SMART Lunch returns with modifications

By Hannah Posner, Nellie Purdy and Elena Paces-Wiles

On Tuesday, Riverside reinstated SMART lunch after a week-long suspension.

In an effort to improve the program, the administration has put some changes in place. 

Last week, during the block lunch schedule, there were fewer fights and stampedes than there were the week prior. However, this came at the expense of club meetings, tutoring opportunities, and socialization.

“I’m really excited to have SMART lunch back,” Social Studies teacher Abigail Wood said. “Lots of students come in for help and tutoring as well as just to play uno and it’s nice to have that back.”
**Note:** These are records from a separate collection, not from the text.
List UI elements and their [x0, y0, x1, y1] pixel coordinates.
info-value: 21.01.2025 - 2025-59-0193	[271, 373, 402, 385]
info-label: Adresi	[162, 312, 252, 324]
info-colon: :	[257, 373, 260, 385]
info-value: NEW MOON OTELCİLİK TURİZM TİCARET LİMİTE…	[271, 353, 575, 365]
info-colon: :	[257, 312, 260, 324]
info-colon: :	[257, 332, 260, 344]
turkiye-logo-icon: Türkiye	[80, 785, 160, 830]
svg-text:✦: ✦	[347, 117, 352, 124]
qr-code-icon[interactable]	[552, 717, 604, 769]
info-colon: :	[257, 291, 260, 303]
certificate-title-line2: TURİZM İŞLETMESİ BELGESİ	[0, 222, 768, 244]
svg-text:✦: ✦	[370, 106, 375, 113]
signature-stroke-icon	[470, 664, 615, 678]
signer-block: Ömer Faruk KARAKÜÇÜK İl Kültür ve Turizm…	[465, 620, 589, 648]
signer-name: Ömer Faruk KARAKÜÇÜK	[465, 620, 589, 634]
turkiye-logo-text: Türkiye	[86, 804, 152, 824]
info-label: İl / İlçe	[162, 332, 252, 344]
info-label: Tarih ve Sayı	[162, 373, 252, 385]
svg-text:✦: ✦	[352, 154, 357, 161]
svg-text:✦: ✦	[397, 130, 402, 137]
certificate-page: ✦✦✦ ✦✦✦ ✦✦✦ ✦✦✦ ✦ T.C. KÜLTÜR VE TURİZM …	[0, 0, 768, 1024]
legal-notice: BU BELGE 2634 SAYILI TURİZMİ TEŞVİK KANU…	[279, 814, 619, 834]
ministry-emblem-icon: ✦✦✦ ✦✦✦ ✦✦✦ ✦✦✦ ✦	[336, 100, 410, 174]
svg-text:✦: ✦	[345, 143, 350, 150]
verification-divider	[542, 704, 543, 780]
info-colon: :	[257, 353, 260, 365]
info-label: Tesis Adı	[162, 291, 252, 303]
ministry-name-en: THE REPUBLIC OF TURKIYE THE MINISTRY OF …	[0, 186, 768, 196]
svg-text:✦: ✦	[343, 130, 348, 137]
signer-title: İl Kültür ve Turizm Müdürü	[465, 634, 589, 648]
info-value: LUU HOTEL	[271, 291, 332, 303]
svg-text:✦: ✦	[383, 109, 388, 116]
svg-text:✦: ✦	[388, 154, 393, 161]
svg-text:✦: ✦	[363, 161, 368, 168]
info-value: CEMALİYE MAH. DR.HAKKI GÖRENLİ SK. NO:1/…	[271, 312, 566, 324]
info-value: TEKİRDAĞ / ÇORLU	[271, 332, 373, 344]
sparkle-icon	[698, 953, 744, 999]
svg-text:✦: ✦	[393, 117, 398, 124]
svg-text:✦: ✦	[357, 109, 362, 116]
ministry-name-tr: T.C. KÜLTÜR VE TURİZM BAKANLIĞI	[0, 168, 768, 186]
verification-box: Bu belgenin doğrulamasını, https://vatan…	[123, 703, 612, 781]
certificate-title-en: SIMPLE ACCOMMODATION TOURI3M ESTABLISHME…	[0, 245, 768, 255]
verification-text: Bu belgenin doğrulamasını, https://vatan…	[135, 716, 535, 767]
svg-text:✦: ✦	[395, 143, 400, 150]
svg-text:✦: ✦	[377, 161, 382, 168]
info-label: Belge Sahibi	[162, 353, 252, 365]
Administrators want to ensure that students take advantage of club and tutoring opportunities and limit fighting. So, with student suggestions, they have created some changes to SMART lunch.  

“We have the club offerings now posted in the school,” assistant principal Darryl Bradshaw said. “The primary one is in front of where students come out of the media center. It’s a big poster that shows what is what day. You are also going to see what tutoring days are offered.” 

However, the poster was not entirely accurate. Some clubs that no longer exist are listed and there are wrong dates for some of the existing clubs. 

“When we took [SMART Lunch] away it wasn’t a punishment, more like creating a way to make sure it’s functional,” Bradshaw said. “A lot of the bugs that were reported I think we kind of took care of.”

SMART Lunch was brought back on Tuesday, the day before a teacher workday. According to Bradshaw, the administrative team planned to use the workday to go back and analyze the shortcomings of the improved lunch system.

Students are still unsure of the new measures taken to improve SMART lunch. 

Junior class vice president Leila Perjes expressed her concern that after the suspension, misbehavior could result in further consequences. 

“If the fighting increases, [Principal Dr. Gloria Woods-Weeks] will definitely make it stricter,” Perjes said.

Sophomore Class President Abby Cho voiced a lack of trust in the administration after the sudden suspension. 

“I’m relieved [it’s back] but anxious that they’ll replace it abruptly,” she said. “They might ignore our suggestions.”

Many students think that the SMART lunch suspension was an overreaction and the changes made were not worth the wait. 

“I don’t think [suspending SMART lunch] was a good idea at all,” said freshmen Ben Hodges. “I don’t think it solves the problems it was trying to fix.” 

Now that lunch is back, Cho said the changes that administration implemented were common sense.

The student body is glad to have SMART Lunch back. When it was banned there were many concerns about it being gone, such as accessing teachers for tutoring and club meetings. 

“[Without SMART lunch] I had no time to socialize so it negatively affected me,” said sophomore Riley Hale. 

Junior Class President Hannah Valente gets the break she needs. “I’m happy it’s back,” said Valente. “It’s mentally draining to do like 5 hours of work.”